- Directed by: Charles Chauvel
- Written by: Charles Chauvel Frank White (titles)
- Produced by: Charles Chauvel
- Starring: Elsa Chauvel (as Elsie Sylvaney) Bruce Gordon Frank Thorn Irma Deardon
- Production company: Australian Film Productions
- Release date: 20 November 1926;
- Running time: 8,000 feet
- Country: Australia
- Language: English
- Budget: £3,800
- Box office: £1,000

= Greenhide =

1926 film

Greenhide is a 1926 Australian film directed by Charles Chauvel. Only part of the film survives.

==Plot==
High society girl Margery Paton (Elsa Chauvel) leaves the city to live on her father's cattle property, run by "Greenhide Gavin" (Bruce Gordon). She carries romantic notions of the bush, of "being swung to the saddle by big brown arms", but Greenhide Gavin is initially only annoyed by her presence. Greenhide contains a blossoming romance, and the thwarting of a plot to steal cattle.

==Cast==
- Elsie Sylvaney as Margery Paton
- Bruce Gordon as Greenhide Gavin
- Jules Murray-Prior as Slab Rawlins
- Irma Dearden as Polly Andrews
- Gerald Barlow as Sam Paton
- Frank Thorn as Tom Mullins
- Joe Mackaway as Phil Mackin
- Alfred Greenup as Bill Mullins
- Nell Kerwin
- George Barrett

==Production==
Greenhide was Charles Chauvel's second film, following The Moth of Moonbi (1926), and his final silent film. Chauvel scouted his leading lady, then Elsie May Wilcox, after seeing her in a stage musical called Crackers at the Cremorne Theatre in Brisbane, Queensland. Though she was reluctant at first to audition, Chauvel convinced her to perform a screentest, and ultimately offered her the role. They began a romantic relationship over the course of filming, and were married on 5 June 1927, at St James Church, Sydney, the ceremony officiated by Charles' brother, the Reverend John Chauvel.

Frank Thorn, the villain, was a boxer.

Location filming took place at Walloon Station in Dawson Valley, Queensland. It was loaned to the production by EJ Shaw.

The production encampment, a collection of tents accommodating 20 people, was informally named "Camp Greenhide" by locals. The producers were at Walloon Station filming the production in June 1926. Filming took about a month on location.

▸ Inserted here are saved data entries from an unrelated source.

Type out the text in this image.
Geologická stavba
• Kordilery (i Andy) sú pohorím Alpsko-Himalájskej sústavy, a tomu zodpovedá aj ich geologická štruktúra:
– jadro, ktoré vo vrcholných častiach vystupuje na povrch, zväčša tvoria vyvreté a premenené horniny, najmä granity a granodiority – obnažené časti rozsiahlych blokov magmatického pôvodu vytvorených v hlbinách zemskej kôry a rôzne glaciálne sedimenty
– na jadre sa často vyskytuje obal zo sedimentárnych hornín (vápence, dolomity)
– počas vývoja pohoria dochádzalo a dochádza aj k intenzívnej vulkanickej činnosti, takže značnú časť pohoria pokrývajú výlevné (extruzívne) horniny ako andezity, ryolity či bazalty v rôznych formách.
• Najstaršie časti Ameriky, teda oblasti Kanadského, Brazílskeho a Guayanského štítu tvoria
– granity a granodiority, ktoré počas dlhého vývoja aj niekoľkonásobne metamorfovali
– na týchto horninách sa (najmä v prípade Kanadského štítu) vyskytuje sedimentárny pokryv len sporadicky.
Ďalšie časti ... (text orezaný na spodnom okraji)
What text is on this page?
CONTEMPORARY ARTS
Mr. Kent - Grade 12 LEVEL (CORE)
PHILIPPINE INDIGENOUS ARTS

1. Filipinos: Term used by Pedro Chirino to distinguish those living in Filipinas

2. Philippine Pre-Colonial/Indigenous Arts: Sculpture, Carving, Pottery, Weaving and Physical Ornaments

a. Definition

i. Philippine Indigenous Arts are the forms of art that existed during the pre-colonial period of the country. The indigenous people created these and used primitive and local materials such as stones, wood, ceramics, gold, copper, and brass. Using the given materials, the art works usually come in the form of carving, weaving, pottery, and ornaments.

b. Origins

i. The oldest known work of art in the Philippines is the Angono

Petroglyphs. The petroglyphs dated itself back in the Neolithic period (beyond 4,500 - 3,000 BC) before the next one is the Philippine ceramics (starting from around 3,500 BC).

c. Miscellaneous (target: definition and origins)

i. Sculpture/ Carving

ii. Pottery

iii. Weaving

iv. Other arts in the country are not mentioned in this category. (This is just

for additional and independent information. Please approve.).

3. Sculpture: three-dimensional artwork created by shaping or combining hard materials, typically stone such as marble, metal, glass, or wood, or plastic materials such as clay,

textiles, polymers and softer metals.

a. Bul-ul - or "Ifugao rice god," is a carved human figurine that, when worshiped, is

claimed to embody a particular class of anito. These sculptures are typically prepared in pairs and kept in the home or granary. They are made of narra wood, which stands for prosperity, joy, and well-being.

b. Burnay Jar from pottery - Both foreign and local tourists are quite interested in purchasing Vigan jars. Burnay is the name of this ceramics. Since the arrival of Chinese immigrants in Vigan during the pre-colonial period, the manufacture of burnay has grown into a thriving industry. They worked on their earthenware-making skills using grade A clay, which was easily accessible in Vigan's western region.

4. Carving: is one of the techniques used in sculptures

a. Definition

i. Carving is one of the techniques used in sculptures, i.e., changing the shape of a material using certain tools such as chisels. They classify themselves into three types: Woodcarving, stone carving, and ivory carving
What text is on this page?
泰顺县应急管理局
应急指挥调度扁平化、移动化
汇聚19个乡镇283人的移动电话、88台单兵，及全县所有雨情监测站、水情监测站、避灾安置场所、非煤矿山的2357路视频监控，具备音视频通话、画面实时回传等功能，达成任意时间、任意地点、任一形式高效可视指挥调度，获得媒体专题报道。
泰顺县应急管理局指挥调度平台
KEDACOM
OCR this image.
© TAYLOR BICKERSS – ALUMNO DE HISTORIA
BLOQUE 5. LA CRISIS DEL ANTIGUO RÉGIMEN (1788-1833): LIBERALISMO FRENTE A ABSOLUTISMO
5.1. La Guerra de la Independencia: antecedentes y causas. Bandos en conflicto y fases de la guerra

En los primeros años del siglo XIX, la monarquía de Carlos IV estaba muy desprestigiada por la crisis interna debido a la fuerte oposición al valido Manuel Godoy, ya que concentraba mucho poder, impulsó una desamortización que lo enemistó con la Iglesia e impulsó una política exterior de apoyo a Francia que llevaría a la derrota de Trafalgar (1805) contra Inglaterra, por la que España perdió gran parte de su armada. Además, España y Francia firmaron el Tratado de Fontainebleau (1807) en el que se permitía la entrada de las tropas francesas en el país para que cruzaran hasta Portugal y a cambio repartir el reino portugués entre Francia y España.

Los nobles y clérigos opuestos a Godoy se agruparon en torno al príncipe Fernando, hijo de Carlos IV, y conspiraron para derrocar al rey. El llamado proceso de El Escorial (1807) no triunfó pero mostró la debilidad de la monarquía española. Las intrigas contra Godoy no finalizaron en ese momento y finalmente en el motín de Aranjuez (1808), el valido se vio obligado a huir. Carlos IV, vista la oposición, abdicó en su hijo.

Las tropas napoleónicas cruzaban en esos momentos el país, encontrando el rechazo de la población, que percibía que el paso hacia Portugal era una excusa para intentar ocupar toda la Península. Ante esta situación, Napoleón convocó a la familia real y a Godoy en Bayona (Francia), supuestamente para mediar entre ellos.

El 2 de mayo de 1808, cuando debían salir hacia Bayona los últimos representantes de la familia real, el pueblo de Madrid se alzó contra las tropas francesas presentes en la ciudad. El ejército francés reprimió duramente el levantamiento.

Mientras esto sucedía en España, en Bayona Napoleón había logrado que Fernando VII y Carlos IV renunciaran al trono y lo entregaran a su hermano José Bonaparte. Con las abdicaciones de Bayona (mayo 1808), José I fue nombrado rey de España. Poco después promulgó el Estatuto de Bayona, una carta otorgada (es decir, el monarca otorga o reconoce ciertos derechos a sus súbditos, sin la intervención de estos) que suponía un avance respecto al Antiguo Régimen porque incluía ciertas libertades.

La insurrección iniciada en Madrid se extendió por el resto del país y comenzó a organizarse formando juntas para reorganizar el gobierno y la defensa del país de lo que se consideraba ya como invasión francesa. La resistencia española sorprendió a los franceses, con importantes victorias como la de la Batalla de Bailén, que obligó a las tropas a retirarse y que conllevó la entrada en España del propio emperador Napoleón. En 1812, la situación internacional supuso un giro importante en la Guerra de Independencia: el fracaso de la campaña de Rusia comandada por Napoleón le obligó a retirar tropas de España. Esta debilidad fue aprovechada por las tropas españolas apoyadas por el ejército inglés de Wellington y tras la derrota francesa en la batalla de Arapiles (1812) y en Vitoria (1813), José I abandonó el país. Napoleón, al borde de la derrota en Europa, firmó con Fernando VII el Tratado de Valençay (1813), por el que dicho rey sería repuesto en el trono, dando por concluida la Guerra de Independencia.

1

The unit moved to Brisbane in late July 1926 and interio filming took place in a studio at Oxford House, Ann St, Brisbane. Chauvel played a phonograph recording of "In a Monastery Garden" to induce realistic tears from Elsa Chauvel without the need to use glycerine drops. The tennis court scenes were shot at the Indooroopilly House of Mr and Mrs Ross Monro.

==Release==
Greenhide was screened throughout most of Queensland without the use of a distribution agency. Charles and Elsa Chauvel personally transported prints of the film from town to town, and tried to convince theatre owners to replace booked American films with a local alternative. Prior to each screening, Elsa would provide a dramatic monologue and introduction.

The film made its debut in Brisbane on 20 November 1926.

In Brisbane and Sydney, Greenhide was screened through the distributor Hoyts and broke records in Brisbane.

However, the movie struggled to find distribution in country areas and the southern cities. In 1927, it was reported the film still had to earn £6,030 to recoup all of its costs, due in part to the large portion of box office earnings taken by distributors and exhibitors.

This caused Australian Film Productions to go into voluntary liquidation in 1929. Later, the liquidator left Brisbane and copies of the film were abandoned in a building and caught fire.

Greenhide, in its original form, was 8,000 feet long, but only 2,475 feet of 35mm film survive (37 minutes at 18 frames per second).